Sally Baxter Girl Reporter

Jennifer Vanasco at Columbia Journalism Review runs down all the depressing ways in which women are discouraged from becoming investigative journalists. One of the problems [boldface mine]:

[N]ews organizations must find ways to help protect women and to support them if they are assaulted. Right now, this doesn’t seem to be the case. Women who have been assaulted on the job just don’t feel comfortable telling their employers what happened. In a 2011 report, the Committee to Protect Journalists said that many women who have been sexually assaulted while reporting never tell their editors. They worried both about the stigma attached to being assaulted and about the possibility that their editors would keep them away from future plum assignments. Said one reporter to CPJ: “I just did not want them to think of me as a girl. Especially when I am trying to be equal to, and better than, the boys. I may have told a female editor though, had I had one.

This is a problem. Sexual assault — and the threat of sexual assault — is used to intimidate female journalists into not doing their job, or as reprisal for women who do their jobs too well. As McKee said, “The more people there are with an interest in seeing a story not published, the more dangerous reporting the story is.”

Newsrooms must work to counter this, so that women feel more free to enter into investigative work, said Coronel—they “should be havens where women are able to speak freely about the dangers they face or have faced.
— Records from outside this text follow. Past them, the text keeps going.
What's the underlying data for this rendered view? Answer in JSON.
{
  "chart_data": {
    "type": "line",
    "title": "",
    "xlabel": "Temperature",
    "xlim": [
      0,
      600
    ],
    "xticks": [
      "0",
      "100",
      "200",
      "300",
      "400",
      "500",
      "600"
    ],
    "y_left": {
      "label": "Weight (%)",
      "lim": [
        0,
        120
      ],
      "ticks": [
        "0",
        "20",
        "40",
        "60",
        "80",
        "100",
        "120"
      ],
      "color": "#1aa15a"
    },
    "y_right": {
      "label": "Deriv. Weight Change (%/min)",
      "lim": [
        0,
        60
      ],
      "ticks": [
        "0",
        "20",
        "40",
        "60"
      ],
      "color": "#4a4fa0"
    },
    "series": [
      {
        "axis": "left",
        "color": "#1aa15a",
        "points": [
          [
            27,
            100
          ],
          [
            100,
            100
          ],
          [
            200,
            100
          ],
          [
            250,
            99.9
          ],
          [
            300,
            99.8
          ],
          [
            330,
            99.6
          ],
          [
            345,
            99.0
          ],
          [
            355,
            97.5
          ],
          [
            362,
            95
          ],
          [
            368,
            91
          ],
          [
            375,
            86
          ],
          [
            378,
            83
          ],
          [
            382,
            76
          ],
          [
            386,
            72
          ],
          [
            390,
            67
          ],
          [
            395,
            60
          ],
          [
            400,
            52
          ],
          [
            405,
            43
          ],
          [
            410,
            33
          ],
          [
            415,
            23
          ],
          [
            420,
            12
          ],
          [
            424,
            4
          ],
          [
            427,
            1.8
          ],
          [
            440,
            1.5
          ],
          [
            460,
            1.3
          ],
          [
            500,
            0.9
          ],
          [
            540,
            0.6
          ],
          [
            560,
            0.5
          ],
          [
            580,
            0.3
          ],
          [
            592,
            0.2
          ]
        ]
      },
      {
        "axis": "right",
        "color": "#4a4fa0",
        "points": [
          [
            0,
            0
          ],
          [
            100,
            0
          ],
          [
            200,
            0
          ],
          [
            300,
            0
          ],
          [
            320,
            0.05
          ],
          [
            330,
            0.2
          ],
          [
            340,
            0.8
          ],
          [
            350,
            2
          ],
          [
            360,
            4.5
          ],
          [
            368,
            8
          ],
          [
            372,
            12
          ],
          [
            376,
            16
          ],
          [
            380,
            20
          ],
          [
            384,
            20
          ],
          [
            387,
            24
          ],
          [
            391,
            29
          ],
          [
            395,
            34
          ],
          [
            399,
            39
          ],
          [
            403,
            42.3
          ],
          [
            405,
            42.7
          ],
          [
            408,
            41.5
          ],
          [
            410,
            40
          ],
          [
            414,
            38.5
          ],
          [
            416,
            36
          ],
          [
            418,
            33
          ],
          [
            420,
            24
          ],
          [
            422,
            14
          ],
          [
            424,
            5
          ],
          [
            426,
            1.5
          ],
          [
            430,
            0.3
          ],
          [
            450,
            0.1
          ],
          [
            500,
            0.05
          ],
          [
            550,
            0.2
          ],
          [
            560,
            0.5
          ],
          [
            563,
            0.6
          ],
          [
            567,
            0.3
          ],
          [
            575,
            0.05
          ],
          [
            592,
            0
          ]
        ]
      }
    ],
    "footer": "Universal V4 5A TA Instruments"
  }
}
They should be assured that speaking out would not have repercussions on their work and careers and on how they are perceived by their editors and peers,” she said.

So not only might a woman face threats and actual assault from those they’re investigating, but female journalists feel that they cannot even talk about this fact with their employers. Because their employers are invariably men… men who might see them as weak and ineffectual as a result.

Another reason to get more women in charge of more stuff.